UnlimitedOCRProcessingInfo

Bases: DeepseekOCRProcessingInfo

ProcessingInfo for Unlimited-OCR: same as DeepSeek-OCR but with max_crops=32 instead of 6. The higher crop count allows tiling very large document pages into up to 32 640×640 patches (dynamic_preprocess max_num=32).

Source code in vllm/model_executor/models/unlimited_ocr.py
class UnlimitedOCRProcessingInfo(DeepseekOCRProcessingInfo):
    """ProcessingInfo for Unlimited-OCR: same as DeepSeek-OCR but with
    max_crops=32 instead of 6.  The higher crop count allows tiling very large
    document pages into up to 32 640×640 patches (dynamic_preprocess max_num=32).
    """

    def get_hf_config(self):
        from vllm.transformers_utils.configs.unlimited_ocr import UnlimitedOCRConfig

        return self.ctx.get_hf_config(UnlimitedOCRConfig)

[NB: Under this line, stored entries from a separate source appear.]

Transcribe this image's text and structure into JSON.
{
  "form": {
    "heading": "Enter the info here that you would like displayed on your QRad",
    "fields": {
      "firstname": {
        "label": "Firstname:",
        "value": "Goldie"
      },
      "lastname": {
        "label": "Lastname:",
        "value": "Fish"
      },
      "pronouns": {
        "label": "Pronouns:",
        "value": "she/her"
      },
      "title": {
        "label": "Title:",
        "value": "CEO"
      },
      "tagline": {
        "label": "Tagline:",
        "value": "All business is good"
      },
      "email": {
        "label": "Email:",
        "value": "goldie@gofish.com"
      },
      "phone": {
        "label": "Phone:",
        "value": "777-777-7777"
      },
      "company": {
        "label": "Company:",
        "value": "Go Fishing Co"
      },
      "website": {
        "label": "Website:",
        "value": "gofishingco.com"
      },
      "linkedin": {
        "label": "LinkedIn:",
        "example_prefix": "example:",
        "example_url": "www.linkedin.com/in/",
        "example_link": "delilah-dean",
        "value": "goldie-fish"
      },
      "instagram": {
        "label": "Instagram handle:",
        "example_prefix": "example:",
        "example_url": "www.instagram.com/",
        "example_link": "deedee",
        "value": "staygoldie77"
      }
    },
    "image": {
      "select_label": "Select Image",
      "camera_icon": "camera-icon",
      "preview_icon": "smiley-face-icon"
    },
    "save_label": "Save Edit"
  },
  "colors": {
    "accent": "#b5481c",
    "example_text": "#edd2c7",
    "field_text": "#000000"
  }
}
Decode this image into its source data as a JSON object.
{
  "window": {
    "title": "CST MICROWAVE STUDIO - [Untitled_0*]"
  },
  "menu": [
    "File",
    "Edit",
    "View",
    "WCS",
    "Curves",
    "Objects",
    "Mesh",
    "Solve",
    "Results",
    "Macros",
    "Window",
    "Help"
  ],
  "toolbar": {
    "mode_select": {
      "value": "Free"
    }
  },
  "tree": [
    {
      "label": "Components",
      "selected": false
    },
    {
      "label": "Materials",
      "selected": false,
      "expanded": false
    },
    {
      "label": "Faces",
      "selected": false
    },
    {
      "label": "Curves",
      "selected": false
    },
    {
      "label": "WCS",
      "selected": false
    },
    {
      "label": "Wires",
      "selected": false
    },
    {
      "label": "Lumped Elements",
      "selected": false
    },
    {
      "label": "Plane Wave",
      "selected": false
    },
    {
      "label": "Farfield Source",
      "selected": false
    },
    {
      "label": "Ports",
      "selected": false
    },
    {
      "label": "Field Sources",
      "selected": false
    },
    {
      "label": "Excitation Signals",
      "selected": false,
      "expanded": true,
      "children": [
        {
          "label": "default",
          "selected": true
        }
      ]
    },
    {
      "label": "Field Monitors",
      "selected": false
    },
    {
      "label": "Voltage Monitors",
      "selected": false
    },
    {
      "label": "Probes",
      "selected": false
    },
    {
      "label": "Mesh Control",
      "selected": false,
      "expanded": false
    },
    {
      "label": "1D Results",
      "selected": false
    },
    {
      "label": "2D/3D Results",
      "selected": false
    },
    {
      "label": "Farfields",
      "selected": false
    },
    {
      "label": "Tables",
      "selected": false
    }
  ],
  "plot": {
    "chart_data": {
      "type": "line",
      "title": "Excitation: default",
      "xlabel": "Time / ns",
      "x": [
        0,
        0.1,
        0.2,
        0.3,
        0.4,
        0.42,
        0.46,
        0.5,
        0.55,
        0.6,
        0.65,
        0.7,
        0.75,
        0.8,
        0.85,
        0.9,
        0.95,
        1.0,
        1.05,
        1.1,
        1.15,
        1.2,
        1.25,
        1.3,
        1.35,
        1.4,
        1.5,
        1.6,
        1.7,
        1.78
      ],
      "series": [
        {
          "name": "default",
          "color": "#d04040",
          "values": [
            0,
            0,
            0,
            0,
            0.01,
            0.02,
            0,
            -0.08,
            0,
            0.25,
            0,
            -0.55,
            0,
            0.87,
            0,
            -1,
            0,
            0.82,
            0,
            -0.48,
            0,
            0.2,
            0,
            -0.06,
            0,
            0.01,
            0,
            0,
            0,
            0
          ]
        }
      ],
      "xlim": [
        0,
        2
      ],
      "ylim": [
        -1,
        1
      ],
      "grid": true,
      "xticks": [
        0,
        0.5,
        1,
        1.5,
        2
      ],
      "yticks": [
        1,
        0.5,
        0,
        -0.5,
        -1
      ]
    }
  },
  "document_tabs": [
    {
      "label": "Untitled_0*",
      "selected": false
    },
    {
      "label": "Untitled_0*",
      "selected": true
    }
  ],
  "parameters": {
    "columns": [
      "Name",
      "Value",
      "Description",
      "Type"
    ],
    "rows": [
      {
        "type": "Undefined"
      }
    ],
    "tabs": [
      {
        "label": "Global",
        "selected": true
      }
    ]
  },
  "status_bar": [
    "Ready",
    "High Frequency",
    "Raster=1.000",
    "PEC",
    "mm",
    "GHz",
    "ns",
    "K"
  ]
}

    def get_hf_processor(self, **kwargs: object):
        from vllm.transformers_utils.processors.unlimited_ocr import (
            UnlimitedOCRProcessor,
        )

        v1_processor_config = dict(
            image_size=IMAGE_SIZE,
            base_size=BASE_SIZE,
            crop_mode=CROP_MODE,
            strategy="v1",
            max_crops=_UNLIMITED_OCR_MAX_CROPS,
        )
        return self.ctx.get_hf_processor(
            UnlimitedOCRProcessor,
            **{**v1_processor_config, **kwargs},
        )

    def get_num_image_tokens(
        self, *, image_width: int, image_height: int, cropping: bool = True
    ) -> int:
        patch_size = 16
        downsample_ratio = 4

        # Honour the caller-supplied `cropping` flag: multi-image callers pass
        # cropping=False to match UnlimitedOCRProcessor.tokenize_with_images.
        if cropping:
            if image_width <= IMAGE_SIZE and image_height <= IMAGE_SIZE:
                crop_ratio = [1, 1]
            else:
                crop_ratio = count_tiles(
                    image_width,
                    image_height,
                    max_num=_UNLIMITED_OCR_MAX_CROPS,
                    image_size=IMAGE_SIZE,
                )
            num_width_tiles, num_height_tiles = crop_ratio
        else:
            num_width_tiles = num_height_tiles = 1

        h = w = math.ceil((BASE_SIZE // patch_size) / downsample_ratio)
        h2 = w2 = math.ceil((IMAGE_SIZE // patch_size) / downsample_ratio)

        global_views_tokens = h * (w + 1)
        if num_width_tiles > 1 or num_height_tiles > 1:
            local_views_tokens = (num_height_tiles * h2) * (num_width_tiles * w2 + 1)
        else:
            local_views_tokens = 0

        return global_views_tokens + local_views_tokens + 1

    def get_image_size_with_most_features(self) -> ImageSize:
        # With max_crops=32, the widest possible grid is 4×8 (aspect ratio 1:2).
        # A 2560×5120 image (4×640 × 8×640) selects exactly 4×8=32 tiles and
        # produces the maximum token count.
        return ImageSize(width=640 * 4, height=640 * 8)